Dalam sambutannya, Kajari Fahrurozi menyampaikan bahwa rapat ini diadakan menyusul adanya laporan dari Kesbangpol terkait dugaan keberadaan aliran sesat di Desa Bonebae I, Kecamatan Ulubongka.
“Kejaksaan Negeri Ampana menerima laporan dari Kesbangpol Kab. Touna terkait dugaan keberadaan aliran sesat di wilayah Kec. Ulubongka. Aliran ini berasal dari Desa Bonebae I,” ungkap Kajari.

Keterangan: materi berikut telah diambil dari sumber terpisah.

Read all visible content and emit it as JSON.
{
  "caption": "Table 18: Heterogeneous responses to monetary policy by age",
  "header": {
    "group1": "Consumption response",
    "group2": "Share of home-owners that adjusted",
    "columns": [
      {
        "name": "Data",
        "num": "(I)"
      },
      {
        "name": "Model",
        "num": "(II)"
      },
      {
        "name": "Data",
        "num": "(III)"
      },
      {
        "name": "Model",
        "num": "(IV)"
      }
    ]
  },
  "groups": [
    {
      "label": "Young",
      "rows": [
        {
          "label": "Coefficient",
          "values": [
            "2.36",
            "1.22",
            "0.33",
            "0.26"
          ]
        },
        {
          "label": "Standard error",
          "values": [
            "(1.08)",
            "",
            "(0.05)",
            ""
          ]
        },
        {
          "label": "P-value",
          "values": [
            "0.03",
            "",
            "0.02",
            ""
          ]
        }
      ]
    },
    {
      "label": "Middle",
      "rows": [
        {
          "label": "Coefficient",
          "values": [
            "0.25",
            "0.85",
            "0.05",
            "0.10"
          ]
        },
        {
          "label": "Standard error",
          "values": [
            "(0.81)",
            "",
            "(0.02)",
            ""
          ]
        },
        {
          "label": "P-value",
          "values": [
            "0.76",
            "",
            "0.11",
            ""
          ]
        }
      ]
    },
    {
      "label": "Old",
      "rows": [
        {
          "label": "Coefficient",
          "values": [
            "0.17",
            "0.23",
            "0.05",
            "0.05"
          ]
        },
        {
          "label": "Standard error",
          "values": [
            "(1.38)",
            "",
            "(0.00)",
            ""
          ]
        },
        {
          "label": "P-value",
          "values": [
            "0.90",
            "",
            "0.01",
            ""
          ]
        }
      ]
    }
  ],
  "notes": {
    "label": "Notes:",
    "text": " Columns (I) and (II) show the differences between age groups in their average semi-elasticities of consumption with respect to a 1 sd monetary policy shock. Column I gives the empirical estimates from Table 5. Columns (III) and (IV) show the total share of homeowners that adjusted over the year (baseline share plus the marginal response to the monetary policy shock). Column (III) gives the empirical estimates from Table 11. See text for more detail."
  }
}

Beliau menekankan bahwa permasalahan yang berkaitan dengan PAKEM adalah hal serius, apalagi jika aliran tersebut berasal dari luar daerah dan belum dikenal oleh masyarakat. Oleh karena itu, rapat ini bertujuan untuk mencari solusi dan langkah-langkah yang harus ditempuh.
“PAKEM hadir sebagai wadah koordinatif lintas instansi yang bertujuan menjaga agar aliran kepercayaan dan keagamaan tetap berada dalam koridor hukum serta tidak menimbulkan keresahan,” tegas Fahrurozi.
Senada dengan Kajari, Kasat Intelkam Polres Touna, AKP Adhitya Meideski, S.T., memaparkan bahwa aliran tersebut disebarkan oleh seseorang berinisial Eli yang telah kembali ke kampung halamannya di Kabupaten Poso.
“Berdasarkan keterangan terakhir, Ibu Eli telah mengakui bahwa ajarannya tersebut menyimpang dari ajaran agama yang diakui secara resmi,” jelas Adhitya.
Sementara itu, Ketua Klasis GKST, Pdt. Ardin Toridu, menginformasikan bahwa beberapa warga yang sempat mengikuti ajaran tersebut kini telah dibina dan bergabung kembali dengan Gereja Firman Allah (GFA). Hal ini merupakan perkembangan positif yang patut diapresiasi.
Menanggapi hal ini, Kepala Kesbangpol, Herlina Leonita Sandewa, S.H., M.H., menyoroti dampak dari ajaran menyimpang tersebut, khususnya pada anak-anak yang putus sekolah. Ia memandang perlu adanya koordinasi lebih lanjut dengan pimpinan daerah, terutama Wakil Bupati, untuk mencari solusi terbaik.